The ApplyUpdate command marks the point of no return for FOTA updates:

  • Before ApplyUpdate: The previous firmware is preserved (e.g., on the inactive A/B partition). RevertUpdate can restore it.
  • After ApplyUpdate: The new firmware is committed as permanent. The previous version is removed. Recovery requires a new update cycle with the desired firmware version.

OEMs implementing custom Update Managers must ensure that StartUpdate preserves the previous firmware in a revertible state until ApplyUpdate is received.

SOTA Recovery Behavior

Unlike FOTA, SOTA updates do not have an explicit rollback command. Recovery from SOTA failures relies on the desired-state reconciliation model:

ScenarioRecovery Mechanism
Service instance won't startSM restart policy (configurable interval and burst)
Service repeatedly crashesInstance remains in eFailed state; reported to cloud
Image corrupted after downloadNext update cycle re-downloads and re-verifies
Wrong version deployedCloud sends corrected desired state; CM reconciles

The key difference: SOTA operates on a convergence model — the system continuously attempts to match the desired state. If a service fails, the SM retries according to its restart policy. If the desired state itself is wrong, the cloud sends a corrected version and the CM processes it as a new update.

Crash Recovery

The CM Update Manager persists its state on every transition, enabling recovery from process crashes without losing update progress.

Persisted State

DataStorage MethodPurpose
Current update stateStoreUpdateState()Resume from correct phase after restart
Desired statusStoreDesiredStatus()Know what target to converge toward

Recovery Sequence

When the CM process restarts after a crash:

  1. Start() reads the last persisted update state via GetUpdateState()
  2. If the state is not eNone, the handler reads the stored desired status via GetDesiredStatus()
  3. The update resumes from the persisted state — for example, if the crash occurred during Launching, the handler re-enters the Launching phase
  4. The state machine continues forward from that point

Recovery Behavior by State

Crashed In StateRecovery Behavior
DownloadingRe-enters Downloading; Image Manager resumes partial downloads (blobs already on disk are reused)
PendingAdvances to Installing (all downloads were complete)
InstallingRe-applies configuration changes (idempotent operations)
LaunchingRe-sends RunInstances to SMs; re-sends PrepareUpdate/StartUpdate to UMs
WaitingActiveRe-enters wait loop; checks current instance statuses
FinalizingRe-runs finalization (idempotent commit of installed items)

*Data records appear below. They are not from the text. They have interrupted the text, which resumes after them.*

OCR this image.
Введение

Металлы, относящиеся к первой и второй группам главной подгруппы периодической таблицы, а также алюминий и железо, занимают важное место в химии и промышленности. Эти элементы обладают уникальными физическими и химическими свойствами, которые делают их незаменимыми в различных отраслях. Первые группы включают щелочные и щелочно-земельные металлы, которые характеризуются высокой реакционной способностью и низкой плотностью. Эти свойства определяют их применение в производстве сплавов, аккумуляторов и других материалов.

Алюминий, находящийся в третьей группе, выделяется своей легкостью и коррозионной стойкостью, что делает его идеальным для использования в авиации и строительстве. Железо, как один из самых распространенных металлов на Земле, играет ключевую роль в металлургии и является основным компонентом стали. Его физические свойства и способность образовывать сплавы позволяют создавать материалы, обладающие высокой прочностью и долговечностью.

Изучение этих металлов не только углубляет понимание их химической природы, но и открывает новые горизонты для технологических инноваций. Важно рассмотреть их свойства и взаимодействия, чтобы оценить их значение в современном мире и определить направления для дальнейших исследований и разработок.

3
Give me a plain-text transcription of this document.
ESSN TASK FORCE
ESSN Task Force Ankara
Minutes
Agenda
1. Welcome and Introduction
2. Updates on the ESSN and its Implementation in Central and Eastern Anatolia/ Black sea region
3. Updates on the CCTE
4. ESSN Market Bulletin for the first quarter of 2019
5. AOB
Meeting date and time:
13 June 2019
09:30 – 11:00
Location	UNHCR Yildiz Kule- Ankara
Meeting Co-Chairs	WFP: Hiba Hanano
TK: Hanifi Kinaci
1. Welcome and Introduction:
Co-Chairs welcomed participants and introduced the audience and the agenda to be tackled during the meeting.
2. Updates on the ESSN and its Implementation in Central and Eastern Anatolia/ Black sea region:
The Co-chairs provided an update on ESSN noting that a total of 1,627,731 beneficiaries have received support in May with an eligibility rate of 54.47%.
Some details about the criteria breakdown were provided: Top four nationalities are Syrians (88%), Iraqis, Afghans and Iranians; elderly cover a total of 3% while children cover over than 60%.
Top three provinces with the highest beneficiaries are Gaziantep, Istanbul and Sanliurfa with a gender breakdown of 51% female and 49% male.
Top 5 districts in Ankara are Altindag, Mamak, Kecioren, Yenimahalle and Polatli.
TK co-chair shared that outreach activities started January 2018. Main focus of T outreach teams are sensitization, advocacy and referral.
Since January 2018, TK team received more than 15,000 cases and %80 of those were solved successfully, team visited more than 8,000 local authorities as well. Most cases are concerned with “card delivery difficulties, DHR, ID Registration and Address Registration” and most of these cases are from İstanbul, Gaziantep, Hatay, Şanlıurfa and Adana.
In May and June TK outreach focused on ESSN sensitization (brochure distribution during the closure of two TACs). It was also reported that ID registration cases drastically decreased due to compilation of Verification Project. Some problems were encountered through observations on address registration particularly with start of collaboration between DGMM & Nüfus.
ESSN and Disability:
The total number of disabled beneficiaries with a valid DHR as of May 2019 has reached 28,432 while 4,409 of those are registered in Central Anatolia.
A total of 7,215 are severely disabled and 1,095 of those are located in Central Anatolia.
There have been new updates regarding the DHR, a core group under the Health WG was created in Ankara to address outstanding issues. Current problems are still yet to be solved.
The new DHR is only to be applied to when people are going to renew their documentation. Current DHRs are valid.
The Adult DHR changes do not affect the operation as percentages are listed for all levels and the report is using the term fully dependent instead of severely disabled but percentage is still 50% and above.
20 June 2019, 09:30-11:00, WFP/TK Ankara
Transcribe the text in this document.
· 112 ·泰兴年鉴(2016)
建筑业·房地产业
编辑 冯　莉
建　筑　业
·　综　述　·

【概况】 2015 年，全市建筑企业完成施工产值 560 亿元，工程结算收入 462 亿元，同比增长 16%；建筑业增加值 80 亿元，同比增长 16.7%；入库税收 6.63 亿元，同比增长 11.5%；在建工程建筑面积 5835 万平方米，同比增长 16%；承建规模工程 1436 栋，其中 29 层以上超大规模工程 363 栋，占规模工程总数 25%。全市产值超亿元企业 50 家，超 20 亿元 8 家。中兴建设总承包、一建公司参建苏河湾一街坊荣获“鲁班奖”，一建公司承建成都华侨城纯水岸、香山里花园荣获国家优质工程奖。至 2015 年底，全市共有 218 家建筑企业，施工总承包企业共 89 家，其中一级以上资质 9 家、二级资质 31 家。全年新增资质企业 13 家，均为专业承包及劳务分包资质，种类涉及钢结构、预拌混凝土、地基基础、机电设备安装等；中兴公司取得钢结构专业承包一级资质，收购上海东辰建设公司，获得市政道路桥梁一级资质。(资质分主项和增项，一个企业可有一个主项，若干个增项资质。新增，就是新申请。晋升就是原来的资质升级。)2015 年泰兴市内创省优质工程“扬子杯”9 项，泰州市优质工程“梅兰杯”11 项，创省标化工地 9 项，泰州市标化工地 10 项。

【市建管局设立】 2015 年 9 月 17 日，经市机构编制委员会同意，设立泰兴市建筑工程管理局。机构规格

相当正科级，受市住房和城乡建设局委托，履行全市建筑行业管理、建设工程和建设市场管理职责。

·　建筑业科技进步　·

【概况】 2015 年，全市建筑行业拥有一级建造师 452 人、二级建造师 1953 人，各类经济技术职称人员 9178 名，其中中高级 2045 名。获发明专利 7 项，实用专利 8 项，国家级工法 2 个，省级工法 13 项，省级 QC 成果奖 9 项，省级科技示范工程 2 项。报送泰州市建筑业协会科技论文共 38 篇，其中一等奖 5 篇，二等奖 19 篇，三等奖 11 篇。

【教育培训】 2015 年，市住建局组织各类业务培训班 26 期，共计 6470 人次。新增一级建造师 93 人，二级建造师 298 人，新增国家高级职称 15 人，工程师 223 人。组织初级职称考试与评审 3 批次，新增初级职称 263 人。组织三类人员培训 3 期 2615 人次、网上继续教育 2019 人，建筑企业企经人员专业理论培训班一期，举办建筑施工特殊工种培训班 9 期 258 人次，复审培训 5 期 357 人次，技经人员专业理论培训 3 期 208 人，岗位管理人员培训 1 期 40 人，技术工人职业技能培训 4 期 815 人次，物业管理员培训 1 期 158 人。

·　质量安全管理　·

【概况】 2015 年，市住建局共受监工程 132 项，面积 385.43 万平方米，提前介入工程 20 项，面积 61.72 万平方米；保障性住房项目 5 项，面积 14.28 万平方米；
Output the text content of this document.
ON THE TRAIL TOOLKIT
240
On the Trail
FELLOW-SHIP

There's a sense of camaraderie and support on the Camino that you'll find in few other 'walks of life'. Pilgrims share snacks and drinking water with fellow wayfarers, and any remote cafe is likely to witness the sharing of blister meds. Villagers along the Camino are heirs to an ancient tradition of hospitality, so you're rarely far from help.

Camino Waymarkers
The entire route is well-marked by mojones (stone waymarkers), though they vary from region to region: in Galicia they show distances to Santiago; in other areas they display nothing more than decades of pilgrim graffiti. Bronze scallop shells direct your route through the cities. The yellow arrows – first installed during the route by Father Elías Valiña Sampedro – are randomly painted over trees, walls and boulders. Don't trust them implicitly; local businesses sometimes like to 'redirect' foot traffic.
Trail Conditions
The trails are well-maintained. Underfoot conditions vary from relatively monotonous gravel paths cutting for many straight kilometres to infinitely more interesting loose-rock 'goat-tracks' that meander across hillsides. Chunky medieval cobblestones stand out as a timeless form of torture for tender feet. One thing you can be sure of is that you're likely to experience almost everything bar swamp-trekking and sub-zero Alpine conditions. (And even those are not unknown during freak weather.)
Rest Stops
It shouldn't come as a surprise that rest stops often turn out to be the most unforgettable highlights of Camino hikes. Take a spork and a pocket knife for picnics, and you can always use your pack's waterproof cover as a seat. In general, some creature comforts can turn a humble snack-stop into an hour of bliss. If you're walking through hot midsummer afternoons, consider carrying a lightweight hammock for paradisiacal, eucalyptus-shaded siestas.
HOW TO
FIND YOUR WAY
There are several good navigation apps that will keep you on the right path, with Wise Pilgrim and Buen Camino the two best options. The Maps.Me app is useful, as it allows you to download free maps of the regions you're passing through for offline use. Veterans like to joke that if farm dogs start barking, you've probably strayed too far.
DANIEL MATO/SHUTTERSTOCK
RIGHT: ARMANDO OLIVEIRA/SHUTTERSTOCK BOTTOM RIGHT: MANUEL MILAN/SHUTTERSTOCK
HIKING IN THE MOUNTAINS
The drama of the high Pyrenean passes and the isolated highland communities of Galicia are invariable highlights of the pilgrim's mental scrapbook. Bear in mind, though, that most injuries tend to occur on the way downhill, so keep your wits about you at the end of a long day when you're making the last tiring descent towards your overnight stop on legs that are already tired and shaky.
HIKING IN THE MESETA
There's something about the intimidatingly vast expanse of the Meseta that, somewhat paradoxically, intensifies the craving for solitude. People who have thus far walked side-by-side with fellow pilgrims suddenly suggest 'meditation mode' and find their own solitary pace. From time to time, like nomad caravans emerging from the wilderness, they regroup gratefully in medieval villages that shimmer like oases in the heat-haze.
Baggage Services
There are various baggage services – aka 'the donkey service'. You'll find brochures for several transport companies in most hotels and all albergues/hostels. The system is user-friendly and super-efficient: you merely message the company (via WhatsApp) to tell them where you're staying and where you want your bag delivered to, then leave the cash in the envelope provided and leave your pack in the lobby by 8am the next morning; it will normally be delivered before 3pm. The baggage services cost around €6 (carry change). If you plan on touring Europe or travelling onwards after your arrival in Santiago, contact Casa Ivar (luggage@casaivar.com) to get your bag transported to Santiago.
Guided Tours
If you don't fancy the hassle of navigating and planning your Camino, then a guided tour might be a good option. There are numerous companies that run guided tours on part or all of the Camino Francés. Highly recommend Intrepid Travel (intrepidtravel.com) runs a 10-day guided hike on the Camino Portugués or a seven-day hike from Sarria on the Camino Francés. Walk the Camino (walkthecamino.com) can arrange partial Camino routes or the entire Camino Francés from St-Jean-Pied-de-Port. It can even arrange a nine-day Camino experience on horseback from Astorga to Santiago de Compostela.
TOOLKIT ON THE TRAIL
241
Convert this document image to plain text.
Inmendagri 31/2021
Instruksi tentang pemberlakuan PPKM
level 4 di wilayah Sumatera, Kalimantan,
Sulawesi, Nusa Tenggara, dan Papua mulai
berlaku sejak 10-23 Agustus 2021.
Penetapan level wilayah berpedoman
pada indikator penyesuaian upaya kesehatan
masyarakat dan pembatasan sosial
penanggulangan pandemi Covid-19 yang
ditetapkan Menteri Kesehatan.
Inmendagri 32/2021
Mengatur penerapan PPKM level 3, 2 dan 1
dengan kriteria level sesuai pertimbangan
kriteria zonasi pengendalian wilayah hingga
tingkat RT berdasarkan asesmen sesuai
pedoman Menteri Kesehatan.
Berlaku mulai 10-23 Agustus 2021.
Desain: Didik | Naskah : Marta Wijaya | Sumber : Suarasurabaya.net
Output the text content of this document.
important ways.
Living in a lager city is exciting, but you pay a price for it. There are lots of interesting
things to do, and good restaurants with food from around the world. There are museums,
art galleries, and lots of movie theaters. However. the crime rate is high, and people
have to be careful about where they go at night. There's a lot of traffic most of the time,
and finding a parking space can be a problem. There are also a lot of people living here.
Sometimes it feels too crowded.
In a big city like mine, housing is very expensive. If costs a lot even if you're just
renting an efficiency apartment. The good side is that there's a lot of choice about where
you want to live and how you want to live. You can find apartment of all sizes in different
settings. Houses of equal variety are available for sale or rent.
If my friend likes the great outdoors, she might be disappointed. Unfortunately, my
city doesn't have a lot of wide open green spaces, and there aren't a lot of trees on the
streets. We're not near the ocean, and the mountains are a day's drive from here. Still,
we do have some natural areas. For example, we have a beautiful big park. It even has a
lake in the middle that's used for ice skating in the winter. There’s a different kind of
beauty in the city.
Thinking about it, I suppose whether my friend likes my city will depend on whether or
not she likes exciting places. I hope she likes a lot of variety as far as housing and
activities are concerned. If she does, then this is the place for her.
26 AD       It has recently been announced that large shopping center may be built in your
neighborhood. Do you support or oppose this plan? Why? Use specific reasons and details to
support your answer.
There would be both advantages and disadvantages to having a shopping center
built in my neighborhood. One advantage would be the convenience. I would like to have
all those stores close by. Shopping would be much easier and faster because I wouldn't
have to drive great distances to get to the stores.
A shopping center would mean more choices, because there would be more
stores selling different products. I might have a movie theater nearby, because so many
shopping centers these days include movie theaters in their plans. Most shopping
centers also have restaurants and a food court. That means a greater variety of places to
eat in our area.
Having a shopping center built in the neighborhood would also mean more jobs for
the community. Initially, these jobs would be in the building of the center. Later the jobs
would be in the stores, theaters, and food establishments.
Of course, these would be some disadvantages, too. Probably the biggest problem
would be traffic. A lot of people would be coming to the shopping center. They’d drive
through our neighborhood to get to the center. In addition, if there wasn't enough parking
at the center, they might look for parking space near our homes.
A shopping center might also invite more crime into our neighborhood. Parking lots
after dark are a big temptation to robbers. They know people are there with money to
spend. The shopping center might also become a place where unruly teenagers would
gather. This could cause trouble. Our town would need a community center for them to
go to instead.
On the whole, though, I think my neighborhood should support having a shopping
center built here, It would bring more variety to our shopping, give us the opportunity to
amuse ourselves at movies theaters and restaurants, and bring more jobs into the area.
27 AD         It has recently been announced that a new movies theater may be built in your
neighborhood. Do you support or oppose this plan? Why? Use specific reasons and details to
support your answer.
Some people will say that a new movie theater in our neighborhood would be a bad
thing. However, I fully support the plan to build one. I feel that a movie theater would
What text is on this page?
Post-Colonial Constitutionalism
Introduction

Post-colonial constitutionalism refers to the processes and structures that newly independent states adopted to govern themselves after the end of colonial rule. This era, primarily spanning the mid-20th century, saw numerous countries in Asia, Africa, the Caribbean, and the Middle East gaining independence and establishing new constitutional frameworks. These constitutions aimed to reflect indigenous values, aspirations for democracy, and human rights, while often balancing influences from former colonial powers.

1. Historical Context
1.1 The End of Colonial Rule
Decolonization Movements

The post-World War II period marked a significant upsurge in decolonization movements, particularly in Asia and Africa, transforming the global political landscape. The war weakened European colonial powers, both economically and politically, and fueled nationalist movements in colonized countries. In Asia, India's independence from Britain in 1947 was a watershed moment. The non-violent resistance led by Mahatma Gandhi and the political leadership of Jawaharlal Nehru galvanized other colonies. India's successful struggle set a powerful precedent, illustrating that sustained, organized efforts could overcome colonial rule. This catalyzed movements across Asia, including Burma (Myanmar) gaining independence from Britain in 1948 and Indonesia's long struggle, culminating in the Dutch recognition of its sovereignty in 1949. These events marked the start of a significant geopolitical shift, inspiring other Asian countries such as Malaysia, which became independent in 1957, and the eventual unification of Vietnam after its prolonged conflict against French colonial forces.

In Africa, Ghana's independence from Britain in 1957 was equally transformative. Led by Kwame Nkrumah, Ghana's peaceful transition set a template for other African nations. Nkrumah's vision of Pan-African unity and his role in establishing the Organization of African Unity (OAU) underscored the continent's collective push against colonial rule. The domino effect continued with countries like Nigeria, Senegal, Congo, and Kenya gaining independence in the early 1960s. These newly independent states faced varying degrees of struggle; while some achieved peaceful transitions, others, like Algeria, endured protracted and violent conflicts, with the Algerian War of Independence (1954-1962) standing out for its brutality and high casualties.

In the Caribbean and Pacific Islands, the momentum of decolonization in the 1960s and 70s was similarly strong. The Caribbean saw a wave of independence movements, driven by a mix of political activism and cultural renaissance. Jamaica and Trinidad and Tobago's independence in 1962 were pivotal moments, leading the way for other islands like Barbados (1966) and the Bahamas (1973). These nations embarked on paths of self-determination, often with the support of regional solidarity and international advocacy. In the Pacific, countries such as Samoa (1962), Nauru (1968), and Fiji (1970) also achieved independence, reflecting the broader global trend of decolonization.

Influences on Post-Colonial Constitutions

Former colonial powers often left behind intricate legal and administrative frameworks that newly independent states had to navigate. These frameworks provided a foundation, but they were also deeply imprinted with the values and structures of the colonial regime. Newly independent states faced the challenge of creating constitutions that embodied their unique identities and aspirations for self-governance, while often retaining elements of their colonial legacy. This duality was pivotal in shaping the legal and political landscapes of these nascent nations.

Cancellation During Recovery

If a new desired state arrives while the CM is recovering from a crash:

  1. The recovery update is marked for cancellation
  2. The new desired state is stored as pending
  3. Once the current state action completes (or is cancelled), the new update begins from Downloading

Error Reporting to AosCloud

Update failures are reported to AosCloud through two channels:

Unit Status

The UnitStatus message includes per-item and per-instance error information:

  • Deployable Item status — items that failed download, Verification, or installation include their ErrorInfo
  • Instance status — instances that failed to launch or activate include their error details
  • Unit config status — configuration apply failures with error description
  • Node status — per-Node errors for state transition failures

Update Notifications

Active update progress is streamed via the Update Scheduler API:

  • UpdateSOTAStatus — includes per-service and per-layer status with errors
  • UpdateFOTAStatus — includes per-component status with errors and overall update state

These notifications allow external systems (HMI, fleet management) to display real-time update progress and failure information.